A British subject who spoke both French and English much too fluently for comfort in the streets of Arnhem, Audrey was sent to school to learn the language of her mother's people. In the afternoons she took drawing lessons, and once a week she went to the local conservatory of music to learn ballet. Sometimes, on her way to school, she would carry messages for the underground in her shoes. Later, when her dancing had become fairly proficient, she and a friend who played the piano gave dance recitals in private houses to collect money for the resistance. It was against

Nazi regulations for more than a handful of people to gather in any one place, but the 100 or more who dropped in to watch Audrey were circumspect, and the Nazis never found out.

As time and the war went on, money and food became scarcer. At one time Audrey's family had nothing to eat for days but endive. "I swore I'd never eat it again as long as I lived," she says. The hungry days in Holland gave her a taste for rich pastries and chocolate that is still unsatisfied.

When British troops finally reached Arnhem, Audrey recalls, "I stood there night & day just watching. The joy of hearing English, the incredible relief of being free. It's something you just can't fathom."

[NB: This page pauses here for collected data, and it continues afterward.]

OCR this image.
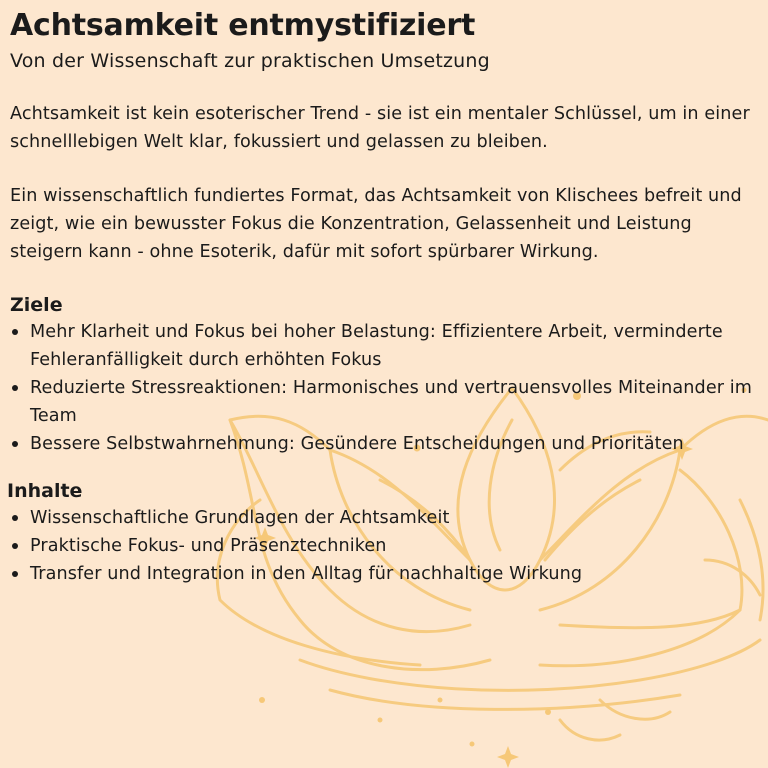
Achtsamkeit entmystifiziert

Von der Wissenschaft zur praktischen Umsetzung

Achtsamkeit ist kein esoterischer Trend - sie ist ein mentaler Schlüssel, um in einer schnelllebigen Welt klar, fokussiert und gelassen zu bleiben.

Ein wissenschaftlich fundiertes Format, das Achtsamkeit von Klischees befreit und zeigt, wie ein bewusster Fokus die Konzentration, Gelassenheit und Leistung steigern kann - ohne Esoterik, dafür mit sofort spürbarer Wirkung.

Ziele
Mehr Klarheit und Fokus bei hoher Belastung: Effizientere Arbeit, verminderte Fehleranfälligkeit durch erhöhten Fokus
Reduzierte Stressreaktionen: Harmonisches und vertrauensvolles Miteinander im Team
Bessere Selbstwahrnehmung: Gesündere Entscheidungen und Prioritäten
Inhalte
Wissenschaftliche Grundlagen der Achtsamkeit
Praktische Fokus- und Präsenztechniken
Transfer und Integration in den Alltag für nachhaltige Wirkung
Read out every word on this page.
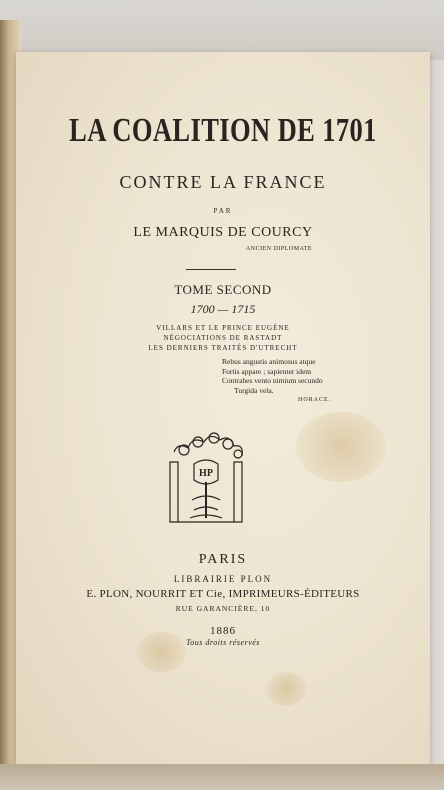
LA COALITION DE 1701
CONTRE LA FRANCE
PAR
LE MARQUIS DE COURCY
ANCIEN DIPLOMATE
TOME SECOND
1700 — 1715
VILLARS ET LE PRINCE EUGÈNE
NÉGOCIATIONS DE RASTADT
LES DERNIERS TRAITÉS D'UTRECHT
Rebus angustis animosus atque
Fortis appare ; sapienter idem
Contrahes vento nimium secundo
Turgida vela.
HORACE.
HP
PARIS
LIBRAIRIE PLON
E. PLON, NOURRIT ET Cie, IMPRIMEURS-ÉDITEURS
RUE GARANCIÈRE, 10
1886
Tous droits réservés
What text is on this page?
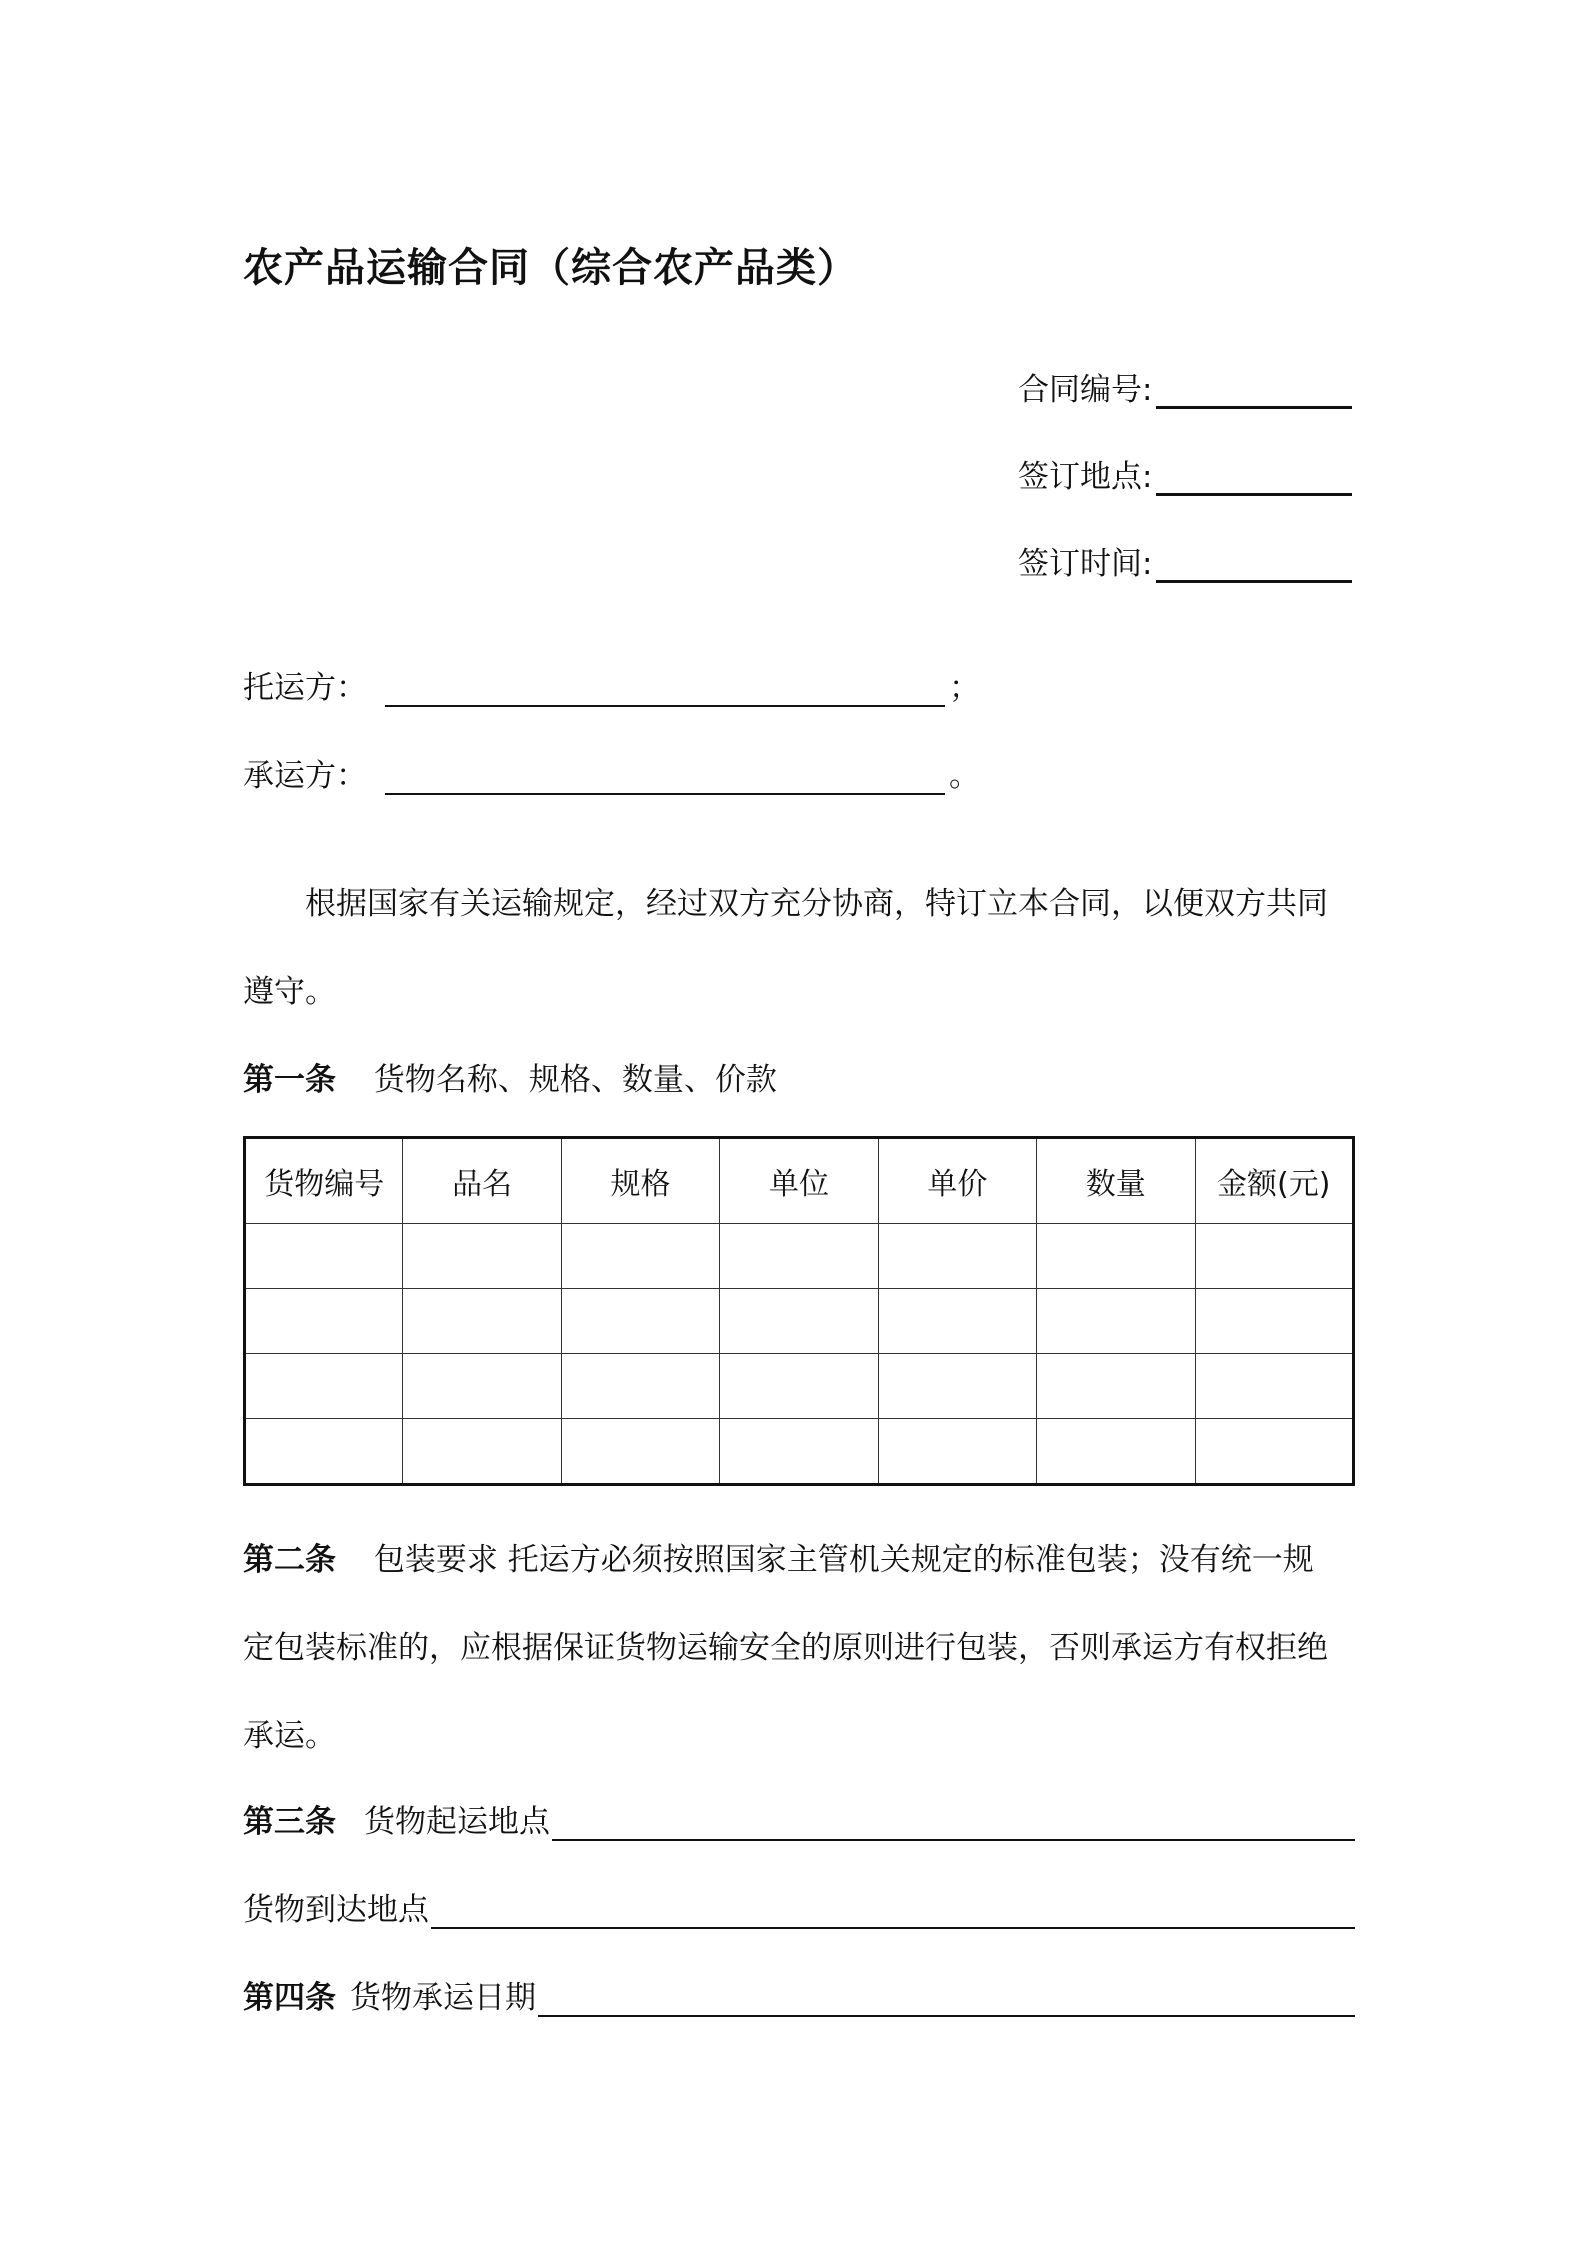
农产品运输合同（综合农产品类）
合同编号:
签订地点:
签订时间:
托运方：	；
承运方：	。
根据国家有关运输规定，经过双方充分协商，特订立本合同，以便双方共同
遵守。
第一条 货物名称、规格、数量、价款
货物编号	品名	规格	单位	单价	数量	金额(元)

第二条 包装要求 托运方必须按照国家主管机关规定的标准包装；没有统一规
定包装标准的，应根据保证货物运输安全的原则进行包装，否则承运方有权拒绝
承运。
第三条 货物起运地点
货物到达地点
第四条 货物承运日期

Poise & Motion. After the war, Audrey went back to ballet school. She spent three years studying in Amsterdam and then moved on to London to continue her studies under Ballet Director Marie Rambert. "She was a wonderful learner," said Madame Rambert last week. "If she had wanted to persevere, she might have become an outstanding ballerina." But impatience and a feeling that she had lost too much time was already clawing at Audrey. Money was short for the Van Heemstras, and what little there was could not be sent out of Holland. Audrey had to make her own way in London. Starting the rounds of West End auditions, she got a job as a chorus girl in the London production of High Button Shoes.